I’m not a huge fan of LyricPlay itself – I still think SoundHound is far superior in this regard as it lets you actually tap on lyrics to jump to a specific section – as I think it’s unnecessarily cluttered and too fancy for my tastes. I do appreciate, however, the fact that it works fairly well with all kinds of tracks and tempo. More useful to me is the regular ‘Lyrics sheet’ view, which is the same as Shazam and has minimal graphical footprint on my iPhone’s screen (I can actually read it). Lyrics sheet is accessible from a sharing menu that can be opened at any time from a track’s disclosure triangle; this menu also contains icons to share (Twitter integration in iOS 5 isn’t supported), read bios and reviews, watch YouTube videos and check on tour dates for the selected artist (access to your location will be required). The second page of the sharing menu has an album art view, play and skip counts and buttons to add a song to the ‘Good List’ or ‘Bad List’.
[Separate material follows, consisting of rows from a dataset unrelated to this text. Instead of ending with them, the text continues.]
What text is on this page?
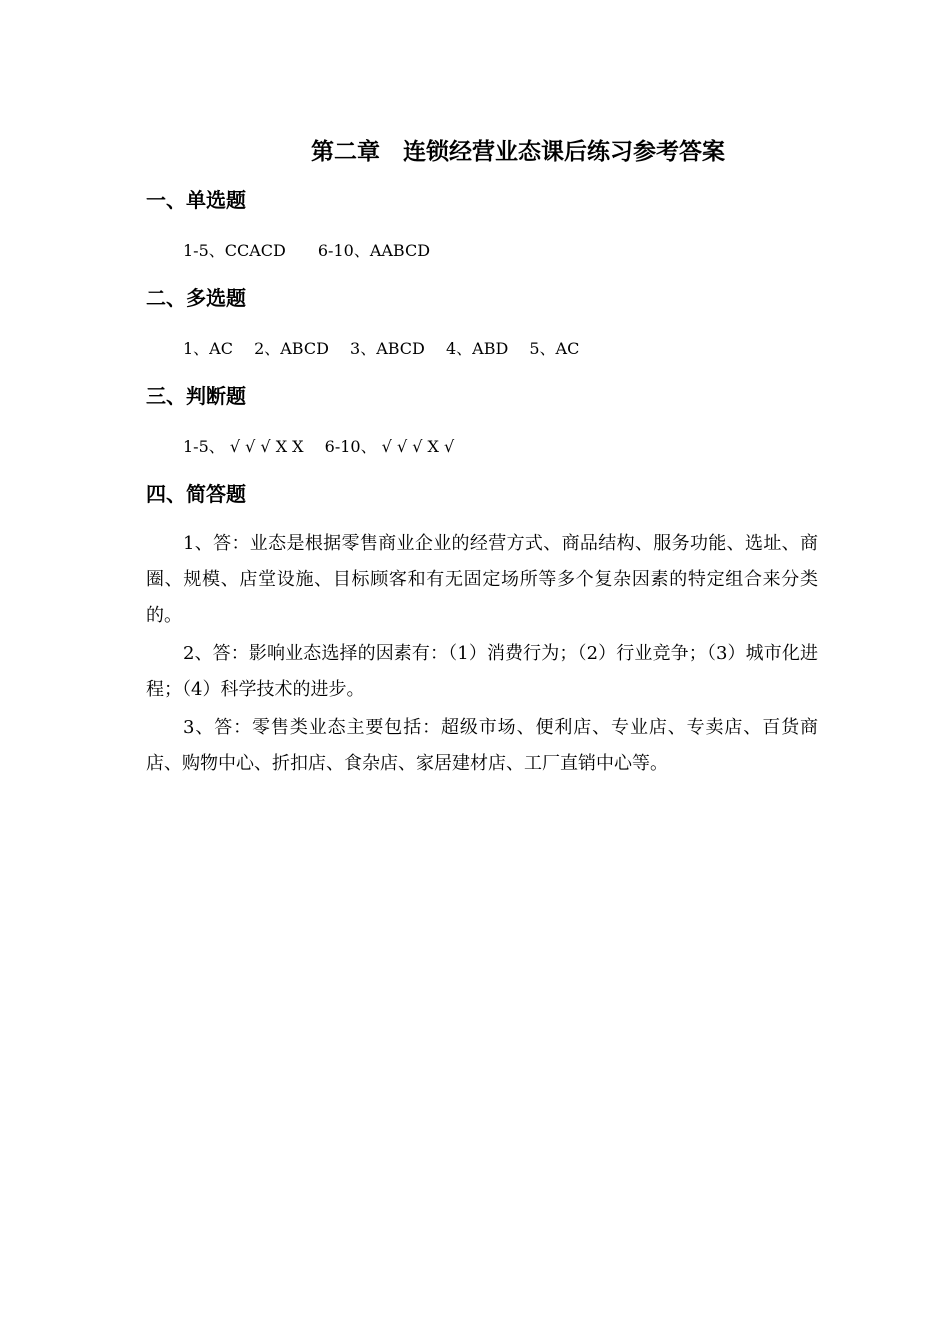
第二章　连锁经营业态课后练习参考答案
一、单选题
1-5、CCACD　　6-10、AABCD
二、多选题
1、AC　 2、ABCD　 3、ABCD　 4、ABD　 5、AC
三、判断题
1-5、 √ √ √ X X　 6-10、 √ √ √ X √
四、简答题

1、答：业态是根据零售商业企业的经营方式、商品结构、服务功能、选址、商圈、规模、店堂设施、目标顾客和有无固定场所等多个复杂因素的特定组合来分类的。

2、答：影响业态选择的因素有：（1）消费行为；（2）行业竞争；（3）城市化进程；（4）科学技术的进步。

3、答：零售类业态主要包括：超级市场、便利店、专业店、专卖店、百货商店、购物中心、折扣店、食杂店、家居建材店、工厂直销中心等。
Shazam Player has, in fact, access to your device’s playlists, and it can create new ones, too (these won’t be synced back to Music.app). By default, however, it comes with the Good and Bad lists, basically quick-access playlists for the songs you like most and the ones you usually skip or ignore. I’m not sure Shazam Player can automatically populate these lists over time as you use the app; right now, you can add a song to these lists by tapping & holding a song and choose the option you want from a copy-like pop-up menu. The same menu lets you add a song to the Player queue, a welcome functionality (nice touch: the Player button glows and pulses when you add a song to your queue). As for the Player view, Shazam managed to insert a couple of buttons here as well: you can clear, edit and save your current queue as a list, shuffle and open LyricPlay.
As mentioned above, Shazam Player has access to your Music library. The Library view is fairly common stuff: it pulls media from the Music app and it lets you switch between Artist, Album and Track views. There is a search bar on top, and albums are grouped by artists – just as you’d expect from the Music app. Another nice touch is that you can tap and hold on an artist’s ‘Play all’ shortcut to add all songs to the Player, in your queue.
Should you use Shazam Player? The app is free, and it sure won’t hurt to give it a try. If you, like me, often find yourself wanting to check on a song’s lyrics while you’re listening, then yes, you should download Player and see if you prefer LyricPlay or the more standard Lyrics sheet. As for replacing Apple’s Music app in daily usage, that totally depends on what you need from your main music player and how much you’re going to need those lyrics. If you don’t have lyrics synced to your device for every song (who does, honestly?), Shazam’s Internet-based discovery is a fantastic addition. If you, however, prefer a cleaner UI and you don’t think a queue functionality is needed on a mobile device, Apple’s Music app remains a fine piece of software.
You can download Shazam Player for free on the App Store.